= Anonymous matching =

Matchmaking method

Anonymous matching is a matchmaking method facilitated by computer databases, in which each user confidentially selects people they are interested in dating and the computer identifies and reports matches to pairs of users who share a mutual attraction. Protocols for anonymous matchmaking date back to the 1980s, and one of the earliest papers on the topic is by Baldwin and Gramlich, published in 1985. From a technical perspective, the problem and solution are trivial and likely predate even this paper. The problem becomes interesting and requires more sophisticated cryptography when the matchmaker (central server) is not trusted.
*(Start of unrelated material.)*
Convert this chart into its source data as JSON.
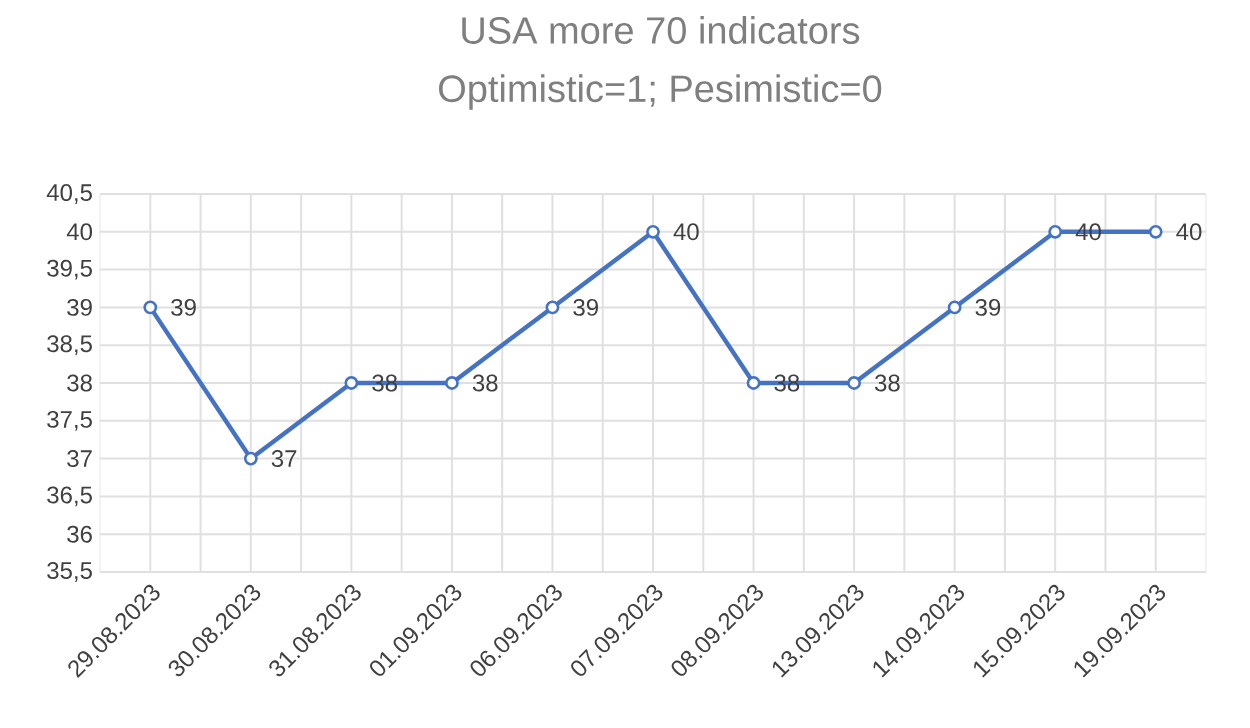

The purpose of the protocol is to allow people to initiate romantic relationships while avoiding the risk of embarrassment, awkwardness, and other negative consequences associated with unwanted romantic overtures and rejection. The general concept was patented on 7 September 1999, by David J. Blumberg and DoYouDo chief executive officer Gil S. Sudai, but several websites were already employing the methodology by that date, and thus apparently were allowed to continue using it. United States Patent 5,950,200 points out several potential flaws in traditional courtship and in conventional dating systems in which strangers meet online, promoting anonymous matching of friends and acquaintances as a better alternative:

Human relationships are often fraught with difficulties. In addition, human beings are risk-averse. Often, even when two people want to initiate first steps in a relationship, neither person takes action because of shyness, fear of rejection, or other societal pressures or constraints. Various systems exist that help people meet each other. For example, computer dating services allow people to view video tapes or pictures of prospective partners or to choose common areas of hobbies. Two people are introduced only if both agree with the idea. Unfortunately, in such situations, neither person has actually met the other when they are finally introduced. Neither person has ever met the other, and there is a certain amount of shyness and fear of rejection when they first meet in such a situation. In addition, both persons must initially approach the dating service. For some people, such an action can also be embarrassing. What is needed is a safe, simple, confidential, and non-judgmental way for people to reveal their true feelings and interests without risk of embarrassment or rejection.

==Implementations==

Some of the most notable implementations of the idea have been:
- Baldwin and Gramlich, as cited above.
- eCRUSH. launched Valentine's Day, 1999, is the most successful implementation of the concept. Targeted to the teen market, it has more than 1.6 million users and claims more than 600,000 legitimate matches
- The LiveJournal Secret Crush meme. In mid-2003, a company named Anonymous Consulting created an online quiz called "Secret Crush Meme," which would provide each user with a chart showing who on their LiveJournal friends list had a crush on them, as well as what "kind" of crush they had (public, secret or ex). The quiz was designed to harvest crushes between LiveJournal users (hence the elaborate disclaimer). In October 2003, a new quiz, called "Secret Crush Meme 2: The Revenge of Secret Crush Meme," was released , which showed users how many crushes other users had on them, as well as what kind. There was a catch: For four dollars, the company would tell someone who had crushes on them. This created controversy between couples who listed other users as crushes as well as people getting ex-crushes when they felt they should have gotten public crushes, and much ethics debating. Finally a small PERL script was written and distributed to poison the database. Faced with attempts to poison the database from many different IP addresses, the project was shut down.
- SecretAdmirer.com. This service claims 100,000 successful matches . Salon.com called SecretAdmirer.com "the grandfather of the concept, launched in 1997." Its methodology is different from the others in that in order for a match to occur, the recipient must send emails out, rather than simply place names on a confidential list.

These commercial implementations all trust the central server, simplifying the solution and implementation drastically. Baldwin and Gramlich solved this case in 1985, as well as the more notable and challenging case in which the central server isn't trusted.

==Viral marketing==
eCRUSH, DoYOU2.com, the LiveJournal Secret Crush meme, and SecretAdmirer.com are examples of anonymous matching services using viral marketing to increase their membership. Users are encouraged to send an anonymous email to their crush so that they will visit the site and enter their own crushes, facilitating a match. In the case of SecretAdmirer.com, the email is mandatory; this represents a more aggressive type of viral marketing.

At least one site, CrushLink, was accused by eCRUSH of sending spam emails disguised as crush notifications. According to a Salon article, "What makes SomeoneLikesYou and Crushlink different from the rest of the sites in the genre is this: they bait hopeful visitors to hand over as many e-mail addresses as possible by trading clues for e-mail addresses". Both sites are now defunct.